Internal itinerary builder shipped to the RYT team designed by a peer, supported on visual system.
Generator launch metrics: Time to First Output, Onboarding Completion Rate, and Form Abandonment Rate to be measured post-launch.
My instinct was a chat-first generator. It worked for engaged users and broke for cold ones. The lesson wasn't “chat is wrong”. It was that one entry point can't carry two mental models. The second flow wasn't a redesign; it was an addition. That distinction mattered for keeping the project on schedule.

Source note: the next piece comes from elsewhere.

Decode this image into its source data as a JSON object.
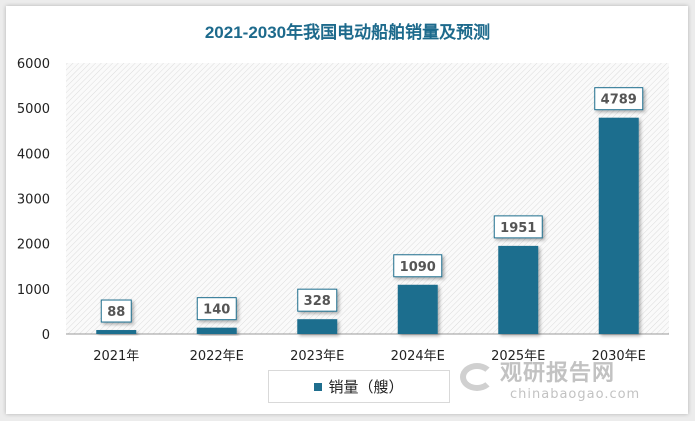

Three input modes sound like three products to maintain. By collapsing them into one publishable blog format, the AI absorbed the difference. The user learned one editor, the marketing team got one consistent surface, the dev team built one publishing pipeline. Constraint-as-product.
The website went live first in 27 days, and that turned out to matter. The generator isn't designing into a vacuum; it's designing into a real visual system, a real blog page with five customer stories already live, a real marketing team's workflow. Knowing the surface ahead of the engine kept the generator's design grounded.
“Mr. RYT” instead of “Assistant” cost nothing to ship and changed how the product feels. It gives users a consistent character across (eventually) the broader Mr. RYT surface trip planning, content, recommendations. Naming is the cheapest way to turn a feature into a product.
Shipping a website in 27 days with two intern developers required me to design with their build capacity in mind, not against it. I learned to scope features by what the team could ship, not by what looked best in Figma. The website went live because of that constraint, not in spite of it.